Arbor: 用於可控3D資產生成的顯式幾何條件化
Arbor: Explicit Geometric Conditioning for Controllable 3D Asset Generation
June 22, 2026
作者: Jan-Niklas Dihlmann, Andreas Engelhardt, Simon Donne, Hendrik P. A. Lensch, Mark Boss
cs.AI
摘要
文字與圖像條件之3D模型現已能生成令人信服的資產,但仍難以直接控制物體應佔據或避開的空間。在創作過程中,此類空間意圖通常在生成開始前便已明確:椅子需符合乘坐範圍、道具需預留動作間隙、零件需露出接觸面。提示詞與圖像視角難以有效承載此類約束,凸顯出明確控制介面的必要性。
我們提出 Arbor,一種可附加於文字條件式潛在3D生成的訓練模組。Arbor 引入約束網格作為原生3D控制介面,此介面包含三種區域:物體應存在的「外殼區域」、需保持空曠的「迴避區域」,以及物體需觸及的「接觸區域」。不同於補全或整體物體骨架控制,這些網格並非目標證據,而是局部型態的要求,甚至可包含不應出現表面的區域。Arbor 將約束網格轉換為語意標記,並在凍結去噪器中學習路由附加機制,使此信號以幾何形式保留。因此,每個潛在區域僅接收與其空間位置相關的約束部分。
我們在外殼、迴避與接觸約束條件下,對 Arbor 進行自動化與藝術家策劃之控制基準測試,並將指標趨勢與用戶偏好研究進行比較。即便無專用合規損失函數,Arbor 仍能在固定約束下提升約束遵從度,同時維持物件品質與生成多樣性。
English
Text and image conditioned 3D models now generate convincing assets, but they still offer little direct control over the space an object should occupy or avoid. In authoring, this spatial intent is often known before generation starts.
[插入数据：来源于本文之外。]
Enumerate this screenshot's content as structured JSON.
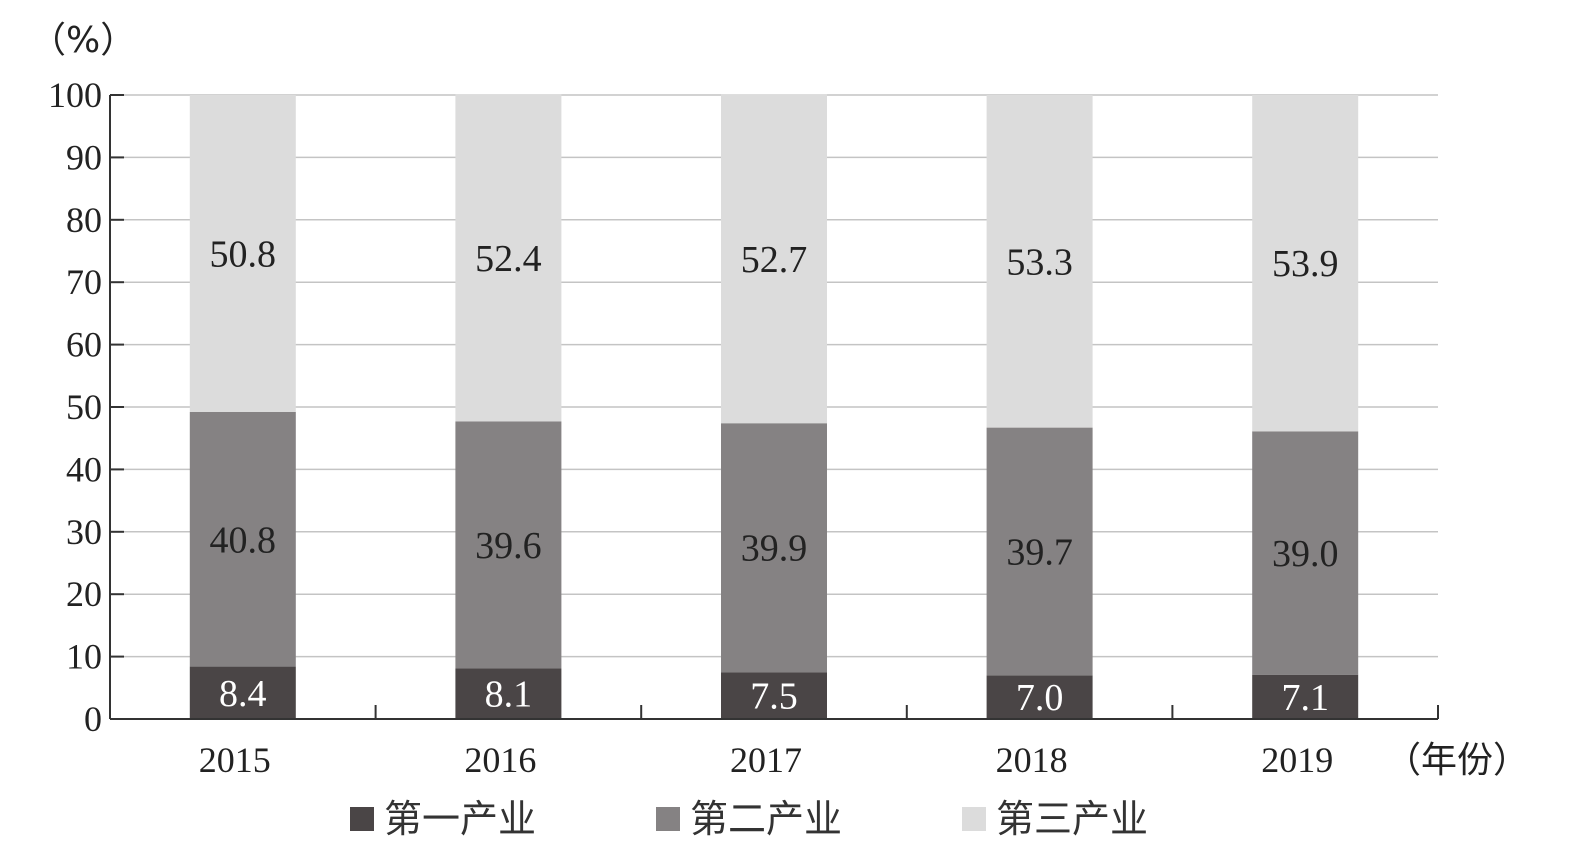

A chair should fit a seating envelope, a prop should leave clearance for motion, or a part should expose a contact surface. Prompts and image views are poor carriers for such constraints, requiring the need for an explicit control interface.
We present Arbor, a trainable attachment for text conditioned latent 3D generation. Arbor introduces constraint meshes as a native 3D control interface. The interface uses hull regions where geometry should exist, avoidance regions that should remain empty, and touch regions the object should contact. Unlike completion or whole object scaffold control, these meshes are not target evidence. They are local typed requirements and can include regions where no surface should appear. Arbor keeps this signal as geometry by converting constraint meshes into tokens and learning a routed attachment inside a frozen denoiser. Each latent region can therefore receive the part of the constraint that matters for its spatial location.
We evaluate Arbor on automatic and artist curated control benchmarks with hull, avoidance, and touch constraints, and compare the metric trends to a user preference study. Even without dedicated compliance losses, Arbor improves constraint obedience while preserving object quality and variation under fixed constraints.